A California federal judge has granted final approval to a $39 million securities fraud settlement between HP Inc. and a class of investors, bringing an end to years of high-stakes litigation that was revived by the Ninth Circuit in 2023.
During a brief Zoom hearing Friday, U.S. District Judge Jeffrey S. White said he would sign the final order without delay, praising both sides for reaching what he described as a “very fair and just and appropriate” resolution. The judge also approved class counsel’s request for $11.7 million in attorneys’ fees — representing 30% of the settlement fund — along with $130,243 in litigation costs and interest on both fees and expenses.
No Objections, Minimal Opt-Outs
Investors’ counsel reported that no class members objected to the settlement. Only two investors opted out, together holding just 2,100 shares of HP stock. That figure represents a tiny fraction of the approximately 81 million shares tied to claims submitted by roughly 115,000 investors.
The absence of objections and minimal opt-outs appeared to reinforce the court’s confidence that the agreement was reasonable and broadly supported.
Background of the Case
The litigation, filed in November 2020, accused HP’s former CEO Dion J. Weisler and former Chief Financial Officer Catherine A. Lesjak of misleading investors about the company’s financial health following its spinoff from Hewlett-Packard Co.

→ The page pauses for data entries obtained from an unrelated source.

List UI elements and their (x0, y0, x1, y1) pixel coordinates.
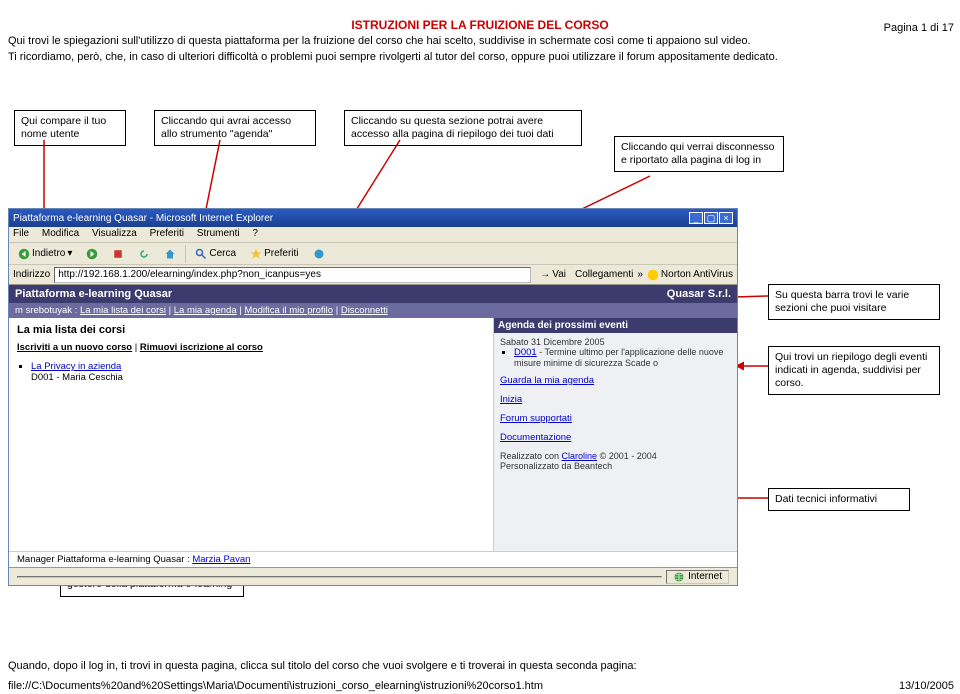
agenda-event-desc: - Termine ultimo per l'applicazione dell… (514, 347, 723, 368)
back-button[interactable]: Indietro ▾ (13, 246, 77, 262)
nav-logout[interactable]: Disconnetti (341, 305, 388, 316)
home-icon (164, 248, 176, 260)
menu-strumenti[interactable]: Strumenti (197, 228, 240, 239)
agenda-event: D001 - Termine ultimo per l'applicazione… (514, 347, 731, 369)
menu-file[interactable]: File (13, 228, 29, 239)
nav-edit-profile[interactable]: Modifica il mio profilo (244, 305, 333, 316)
stop-icon (112, 248, 124, 260)
intro-paragraph-2: Ti ricordiamo, però, che, in caso di ult… (8, 50, 952, 64)
address-input[interactable] (54, 267, 531, 283)
links-chevron: » (637, 269, 643, 280)
annot-sections-bar: Su questa barra trovi le varie sezioni c… (768, 284, 940, 320)
annot-logout: Cliccando qui verrai disconnesso e ripor… (614, 136, 784, 172)
search-button[interactable]: Cerca (190, 246, 241, 262)
star-icon (250, 248, 262, 260)
right-column: Agenda dei prossimi eventi Sabato 31 Dic… (493, 318, 737, 551)
status-zone: Internet (666, 570, 729, 584)
status-zone-text: Internet (688, 571, 722, 582)
view-agenda-link[interactable]: Guarda la mia agenda (500, 375, 594, 386)
course-item: La Privacy in azienda D001 - Maria Cesch… (31, 361, 485, 383)
annot-profile: Cliccando su questa sezione potrai avere… (344, 110, 582, 146)
manager-label: Manager Piattaforma e-learning Quasar : (17, 554, 192, 565)
agenda-date: Sabato 31 Dicembre 2005 (500, 337, 731, 347)
status-left (17, 576, 662, 578)
annot-agenda: Cliccando qui avrai accesso allo strumen… (154, 110, 316, 146)
documentation-link[interactable]: Documentazione (500, 432, 571, 443)
course-title-link[interactable]: La Privacy in azienda (31, 361, 121, 372)
app-company: Quasar S.r.l. (667, 288, 731, 300)
menu-modifica[interactable]: Modifica (42, 228, 79, 239)
course-subtitle: D001 - Maria Ceschia (31, 372, 123, 383)
address-label: Indirizzo (13, 269, 50, 280)
my-courses-heading: La mia lista dei corsi (17, 324, 485, 336)
forum-link[interactable]: Forum supportati (500, 413, 572, 424)
footer-instruction: Quando, dopo il log in, ti trovi in ques… (8, 660, 952, 672)
inizia-link[interactable]: Inizia (500, 394, 522, 405)
refresh-icon (138, 248, 150, 260)
annot-techdata: Dati tecnici informativi (768, 488, 910, 511)
media-button[interactable] (308, 246, 330, 262)
agenda-event-code[interactable]: D001 (514, 347, 537, 358)
ie-menubar[interactable]: File Modifica Visualizza Preferiti Strum… (9, 227, 737, 243)
credits-line-1: Realizzato con Claroline © 2001 - 2004 (500, 451, 731, 461)
home-button[interactable] (159, 246, 181, 262)
manager-line: Manager Piattaforma e-learning Quasar : … (9, 551, 737, 567)
file-date: 13/10/2005 (899, 680, 954, 692)
breadcrumb-user: m srebotuyak : (15, 305, 77, 316)
search-label: Cerca (209, 248, 236, 259)
back-icon (18, 248, 30, 260)
ie-title-text: Piattaforma e-learning Quasar - Microsof… (13, 213, 273, 224)
ie-window: Piattaforma e-learning Quasar - Microsof… (8, 208, 738, 586)
favorites-label: Preferiti (264, 248, 298, 259)
back-label: Indietro (32, 248, 65, 259)
address-bar: Indirizzo → Vai Collegamenti » Norton Ant… (9, 265, 737, 285)
links-label[interactable]: Collegamenti (575, 269, 633, 280)
menu-preferiti[interactable]: Preferiti (150, 228, 184, 239)
stop-button[interactable] (107, 246, 129, 262)
intro-paragraph-1: Qui trovi le spiegazioni sull'utilizzo d… (8, 34, 952, 48)
go-label: Vai (552, 269, 566, 280)
menu-help[interactable]: ? (252, 228, 258, 239)
breadcrumb: m srebotuyak : La mia lista dei corsi | … (9, 303, 737, 318)
document-title: ISTRUZIONI PER LA FRUIZIONE DEL CORSO (0, 18, 960, 32)
search-icon (195, 248, 207, 260)
file-path: file://C:\Documents%20and%20Settings\Mar… (8, 680, 543, 692)
nav-my-agenda[interactable]: La mia agenda (174, 305, 237, 316)
menu-visualizza[interactable]: Visualizza (92, 228, 137, 239)
refresh-button[interactable] (133, 246, 155, 262)
ie-titlebar: Piattaforma e-learning Quasar - Microsof… (9, 209, 737, 227)
norton-antivirus[interactable]: Norton AntiVirus (647, 269, 733, 281)
app-header: Piattaforma e-learning Quasar Quasar S.r… (9, 285, 737, 303)
norton-icon (647, 269, 659, 281)
left-column: La mia lista dei corsi Iscriviti a un nu… (9, 318, 493, 551)
manager-name-link[interactable]: Marzia Pavan (192, 554, 250, 565)
page-number: Pagina 1 di 17 (884, 22, 954, 34)
media-icon (313, 248, 325, 260)
credits-line-2: Personalizzato da Beantech (500, 461, 731, 471)
annot-username: Qui compare il tuo nome utente (14, 110, 126, 146)
forward-icon (86, 248, 98, 260)
enroll-link[interactable]: Iscriviti a un nuovo corso (17, 342, 132, 353)
favorites-button[interactable]: Preferiti (245, 246, 303, 262)
agenda-panel-title: Agenda dei prossimi eventi (494, 318, 737, 333)
annot-events: Qui trovi un riepilogo degli eventi indi… (768, 346, 940, 395)
unenroll-link[interactable]: Rimuovi iscrizione al corso (140, 342, 263, 353)
forward-button[interactable] (81, 246, 103, 262)
ie-toolbar: Indietro ▾ Cerca Preferiti (9, 243, 737, 265)
globe-icon (673, 571, 685, 583)
ie-statusbar: Internet (9, 567, 737, 585)
claroline-link[interactable]: Claroline (562, 451, 598, 461)
app-brand: Piattaforma e-learning Quasar (15, 288, 172, 300)
go-button[interactable]: → Vai (535, 267, 571, 282)
window-controls[interactable]: _▢× (688, 212, 733, 224)
nav-my-courses[interactable]: La mia lista dei corsi (80, 305, 166, 316)
norton-label: Norton AntiVirus (661, 269, 733, 280)
page-content: Piattaforma e-learning Quasar Quasar S.r… (9, 285, 737, 567)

According to the complaint, the executives misrepresented revenue, profit margins and supply channel inventory practices between November 2015 and June 2016, allegedly violating the Securities Exchange Act of 1934 and related regulations. Investors claimed that when the true state of the company’s business came to light in late 2015 and early 2016, HP’s stock price suffered sharp declines, resulting in substantial losses.
Procedural Twists and Appellate Revival
Judge White initially dismissed the case in March 2022, ruling that it was barred by the two-year statute of limitations applicable to securities fraud claims. He found that the alleged misstatements and financial disclosures at issue occurred by 2016 — four years before the lawsuit was filed.
However, the Ninth Circuit revived the case in 2023. The appellate panel concluded that the key facts supporting the plaintiffs’ scienter allegations were not “discovered” until September 2020, when the U.S. Securities and Exchange Commission initiated cease-and-desist proceedings against HP. The SEC’s findings, the panel said, cast prior public statements in a new light, suggesting they were intentional misrepresentations rather than mere business misjudgments.
On remand, HP again sought dismissal, achieving only partial success. The company then pursued an interlocutory appeal, which the Ninth Circuit agreed to hear in August 2024. Although the appeal was fully briefed, the parties reached a settlement before oral arguments were scheduled.
Settlement Terms and Risk Assessment
Under the agreement, investors who purchased or acquired HP common stock between Nov. 5, 2015, and June 21, 2016, are eligible for compensation. Claimants entitled to at least $10 per share will receive a pro rata share of the net settlement fund.
Court filings indicate that the lead plaintiff estimated maximum recoverable damages of approximately $155.5 million if the class had prevailed at trial on all claims and damages. Nevertheless, the plaintiff characterized the $39 million recovery as fair and reasonable given the uncertainties of appeal and the risks inherent in complex securities litigation.
With final approval now granted, the settlement resolves a case that navigated dismissal, appellate revival and renewed motion practice before ultimately concluding through negotiated resolution.
The case is York County et al. v. HP Inc. et al., in the U.S. District Court for the Northern District of California.